TRAI’s Do Not Disturb app functions like a state-sponsored Truecaller service, allowing users to block Unsolicited Commercial Communication (UCC), telemarketing calls, and spam SMSes. People have to register their number with the tool, after which spam calls and messages they receive are shared with the agency to speed up detection of unregistered telemarketers.

TRAI has been trying to get Do Not Disturb on the App Store, but Apple is apparently not allowing this on the grounds that the application violates its privacy policy. Bloomberg reports that this has infuriated the regulator, with its chairman Ram Sewak Sharma going on record saying, “Nobody’s asking Apple to violate its privacy policy. It is a ridiculous situation, no company can be allowed to be the guardian of a user’s data.”

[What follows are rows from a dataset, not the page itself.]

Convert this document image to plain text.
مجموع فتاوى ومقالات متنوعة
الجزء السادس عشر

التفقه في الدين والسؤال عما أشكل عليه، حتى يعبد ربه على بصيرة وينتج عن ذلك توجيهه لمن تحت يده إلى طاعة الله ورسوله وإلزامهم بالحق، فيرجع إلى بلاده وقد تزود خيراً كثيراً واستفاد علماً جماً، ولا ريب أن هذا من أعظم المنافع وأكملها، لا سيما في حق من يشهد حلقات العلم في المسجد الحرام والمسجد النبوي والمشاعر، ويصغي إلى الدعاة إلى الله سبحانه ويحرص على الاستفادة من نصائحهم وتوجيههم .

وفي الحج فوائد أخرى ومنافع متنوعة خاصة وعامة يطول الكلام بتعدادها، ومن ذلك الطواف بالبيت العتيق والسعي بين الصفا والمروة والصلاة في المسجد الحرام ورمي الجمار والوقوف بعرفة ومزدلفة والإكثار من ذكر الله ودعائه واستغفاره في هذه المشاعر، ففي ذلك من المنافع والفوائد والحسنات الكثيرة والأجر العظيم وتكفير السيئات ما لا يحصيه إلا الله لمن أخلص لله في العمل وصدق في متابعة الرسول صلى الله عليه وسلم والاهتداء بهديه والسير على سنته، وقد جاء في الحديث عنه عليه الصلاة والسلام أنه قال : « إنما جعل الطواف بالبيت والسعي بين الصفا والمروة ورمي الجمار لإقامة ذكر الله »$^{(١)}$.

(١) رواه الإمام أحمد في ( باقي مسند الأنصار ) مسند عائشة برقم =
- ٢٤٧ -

Several meetings with Apple have reportedly failed to resolve the standoff over the anti-spam app. While Apple’s privacy policy allows it to share user data with affiliates and strategic partners, Sharma said the Indian government‘s Do Not Disturb app only requires a limited, pre-approved level of data sharing. However, Apple’s policy states that sharing data with any other entity isn’t permitted.

“The problem of who controls user data is getting acute and we have to plug the loose ends,” Sharma said. “This is not the regulator versus Apple, but Apple versus its own users.”